In an attitude of absolute concentration and dedication, Saint Jerome consults a gigantic book, and prepares to write with his other hand. The painting space is black. The only piece of furniture in the room is an austere wooden desk that accumulates heavy volumes and a skull, it is the object that attracts the most attention in the entire composition.

In 1984 the painting was stolen and fortunately two years later it was recovered.

Caravaggio (1571, Milan – 1610, Porto Ercole) was an Italian painter with a tormented and controversial life. Very few authors have shouted his own inner conflict so loudly with his brushes.

Although he has not left more than forty paintings, each one of them reveals a personal vision of art, an inner struggle, a debate between light and darkness and an innovative spirit capable of mixing divine holiness and human misery in the same scene.

Attracted by the young painter, Cardinal Francesco María del Monte, an expert musician, alchemist, astrologer, scientist and promoter of the arts, welcomed Caravaggio into his palace.

The large number of temples that were erected in Rome as a result of the counter-reformation represented an opportunity for painters. Faced with Protestant sobriety, the baroque churches proposed to show the humanity of faith and true Christian doctrine.

Caravaggio, faced with the idealism of the biblical characters, represents them, without idealizing them, with their physical deformations. He represents them as elderly, filthy, he focuses on the psychological strength of these characters, highlighting their faces with sometimes impossible lights and enveloping the background decorations in darkness. These lights and shadows helped to highlight the drama of the compositions. After a tumultuous life he was forced to flee to Malta. After several years he died in Porto Ercole.

Before leaving Rome I say goodbye at the Trevi Fountain. The place is lonely, I hear the murmur of the water falling between the travertine cliffs, the newts, the seashells, the seahorses and the representation of the ocean in the magnificent central figure.

On both sides are two statues that represent Abundance and Healthiness.
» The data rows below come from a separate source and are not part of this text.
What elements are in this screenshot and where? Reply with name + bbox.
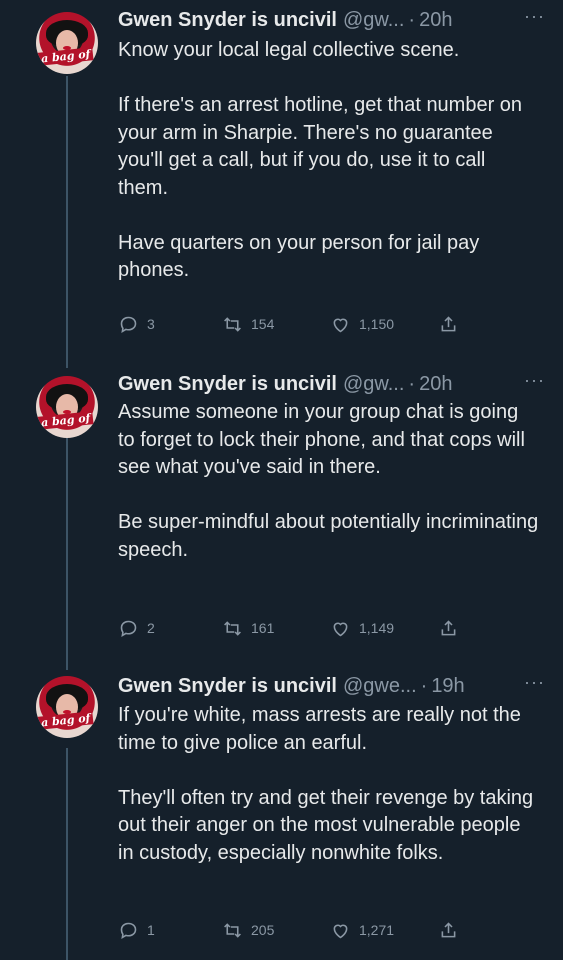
tweet[interactable]: a bag of Gwen Snyder is uncivil @gwe... … — [0, 668, 563, 960]
share-icon — [441, 921, 456, 937]
share-button[interactable] — [438, 616, 459, 640]
retweet-icon — [224, 620, 241, 636]
timestamp[interactable]: 20h — [419, 9, 452, 32]
timestamp[interactable]: 19h — [431, 675, 464, 698]
like-button[interactable]: 1,271 — [330, 918, 394, 942]
reply-count: 3 — [147, 316, 155, 332]
avatar[interactable]: a bag of — [36, 376, 98, 438]
reply-button[interactable]: 1 — [118, 918, 155, 942]
tweet[interactable]: a bag of Gwen Snyder is uncivil @gw... ·… — [0, 0, 563, 360]
author-handle[interactable]: @gw... — [343, 9, 404, 32]
avatar-banner-text: a bag of — [37, 711, 94, 730]
retweet-button[interactable]: 154 — [222, 312, 274, 336]
more-icon[interactable]: ··· — [524, 672, 545, 693]
separator-dot: · — [408, 372, 416, 395]
like-count: 1,149 — [359, 620, 395, 636]
tweet-actions: 2 161 1,149 — [118, 616, 523, 640]
tweet-text: Know your local legal collective scene. … — [118, 39, 523, 281]
separator-dot: · — [408, 8, 416, 31]
author-handle[interactable]: @gwe... — [343, 675, 417, 698]
avatar[interactable]: a bag of — [36, 676, 98, 738]
reply-count: 1 — [147, 922, 155, 938]
share-icon — [441, 315, 456, 331]
like-count: 1,271 — [359, 922, 395, 938]
share-icon — [441, 619, 456, 635]
reply-button[interactable]: 3 — [118, 312, 155, 336]
author-name[interactable]: Gwen Snyder is uncivil — [118, 9, 337, 32]
reply-icon — [120, 620, 137, 637]
retweet-icon — [224, 316, 241, 332]
share-button[interactable] — [438, 918, 459, 942]
avatar[interactable]: a bag of — [36, 12, 98, 74]
retweet-button[interactable]: 161 — [222, 616, 274, 640]
like-icon — [333, 924, 348, 938]
more-icon[interactable]: ··· — [524, 6, 545, 27]
retweet-count: 161 — [251, 620, 275, 636]
tweet-actions: 1 205 1,271 — [118, 918, 523, 942]
tweet-header: Gwen Snyder is uncivil @gw... · 20h ··· — [118, 6, 545, 34]
share-button[interactable] — [438, 312, 459, 336]
tweet-actions: 3 154 1,150 — [118, 312, 523, 336]
retweet-button[interactable]: 205 — [222, 918, 274, 942]
tweet-header: Gwen Snyder is uncivil @gwe... · 19h ··· — [118, 672, 545, 700]
author-name[interactable]: Gwen Snyder is uncivil — [118, 675, 337, 698]
retweet-count: 205 — [251, 922, 275, 938]
reply-icon — [120, 316, 137, 333]
tweet-text: If you're white, mass arrests are really… — [118, 704, 534, 864]
retweet-count: 154 — [251, 316, 275, 332]
tweet-header: Gwen Snyder is uncivil @gw... · 20h ··· — [118, 370, 545, 398]
avatar-banner-text: a bag of — [37, 411, 94, 430]
more-icon[interactable]: ··· — [524, 370, 545, 391]
timestamp[interactable]: 20h — [419, 373, 452, 396]
tweet[interactable]: a bag of Gwen Snyder is uncivil @gw... ·… — [0, 364, 563, 670]
like-icon — [333, 318, 348, 332]
like-button[interactable]: 1,149 — [330, 616, 394, 640]
author-name[interactable]: Gwen Snyder is uncivil — [118, 373, 337, 396]
like-count: 1,150 — [359, 316, 395, 332]
like-icon — [333, 622, 348, 636]
tweet-text: Assume someone in your group chat is goi… — [118, 401, 539, 561]
reply-button[interactable]: 2 — [118, 616, 155, 640]
avatar-banner-text: a bag of — [37, 47, 94, 66]
author-handle[interactable]: @gw... — [343, 373, 404, 396]
reply-count: 2 — [147, 620, 155, 636]
separator-dot: · — [420, 674, 428, 697]
like-button[interactable]: 1,150 — [330, 312, 394, 336]
reply-icon — [120, 922, 137, 939]
retweet-icon — [224, 922, 241, 938]
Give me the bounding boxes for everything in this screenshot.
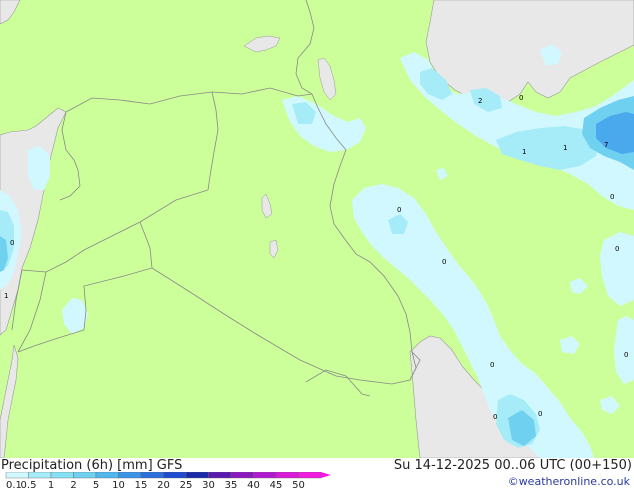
map-canvas: 2 0 1 1 7 0 0 0 0 1 0 0 0 0 0 0	[0, 0, 634, 458]
legend-swatch	[95, 472, 119, 479]
legend-swatch	[230, 472, 254, 479]
legend-swatch	[208, 472, 232, 479]
legend-tick-label: 20	[157, 480, 170, 490]
map-label: 0	[538, 410, 542, 418]
legend-tick-label: 40	[247, 480, 260, 490]
map-title: Precipitation (6h) [mm] GFS	[1, 458, 183, 473]
valid-time: Su 14-12-2025 00..06 UTC (00+150)	[393, 458, 632, 473]
map-label: 0	[442, 258, 446, 266]
legend-tick-label: 10	[112, 480, 125, 490]
legend-tick-label: 0.5	[21, 480, 37, 490]
map-label: 0	[615, 245, 619, 253]
map-label: 0	[10, 239, 14, 247]
legend-swatch	[275, 472, 299, 479]
map-label: 0	[490, 361, 494, 369]
legend-tick-label: 25	[180, 480, 193, 490]
color-legend: 0.10.5 1 2 5 10 15 20 25 30 35 40 45 50	[5, 472, 331, 490]
legend-swatch	[185, 472, 209, 479]
legend-swatch	[163, 472, 187, 479]
legend-tick-label: 30	[202, 480, 215, 490]
legend-tick-label: 0.1	[6, 480, 22, 490]
legend-tick-label: 50	[292, 480, 305, 490]
legend-swatch	[253, 472, 277, 479]
map-label: 0	[519, 94, 523, 102]
legend-arrow	[321, 472, 331, 478]
map-label: 0	[610, 193, 614, 201]
map-label: 1	[563, 144, 567, 152]
legend-swatch	[50, 472, 74, 479]
legend-swatch	[28, 472, 52, 479]
map-label: 1	[522, 148, 526, 156]
legend-tick-label: 15	[135, 480, 148, 490]
map-label: 0	[493, 413, 497, 421]
legend-tick-label: 1	[48, 480, 54, 490]
legend-swatch	[140, 472, 164, 479]
legend-tick-label: 45	[270, 480, 283, 490]
map-label: 0	[624, 351, 628, 359]
credit-link[interactable]: ©weatheronline.co.uk	[508, 475, 630, 488]
legend-swatch	[5, 472, 29, 479]
map-footer: Precipitation (6h) [mm] GFS Su 14-12-202…	[0, 458, 634, 490]
legend-swatches	[5, 472, 331, 479]
legend-tick-label: 35	[225, 480, 238, 490]
legend-swatch	[73, 472, 97, 479]
map-label: 2	[478, 97, 482, 105]
legend-tick-label: 5	[93, 480, 99, 490]
weather-map: 2 0 1 1 7 0 0 0 0 1 0 0 0 0 0 0	[0, 0, 634, 458]
map-label: 0	[397, 206, 401, 214]
legend-tick-label: 2	[70, 480, 76, 490]
legend-ticks: 0.10.5 1 2 5 10 15 20 25 30 35 40 45 50	[6, 480, 305, 490]
legend-swatch	[118, 472, 142, 479]
legend-swatch	[298, 472, 322, 479]
map-label: 1	[4, 292, 8, 300]
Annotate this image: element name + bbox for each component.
On the pediment, the figures representing the four seasons. At the top, two angels guard the coat of arms of Pope Clement XII, promoter of the fountain.

Immersed in the contemplation of the rocks, I cannot help but evoke the unforgettable scene from Fellini’s La dolce vita in which, as if in a dream, Anita Ekberg, in a kind of ritual bath, enters the waters of the Fontana at night, like a Botticelli’s Venus in lunar version.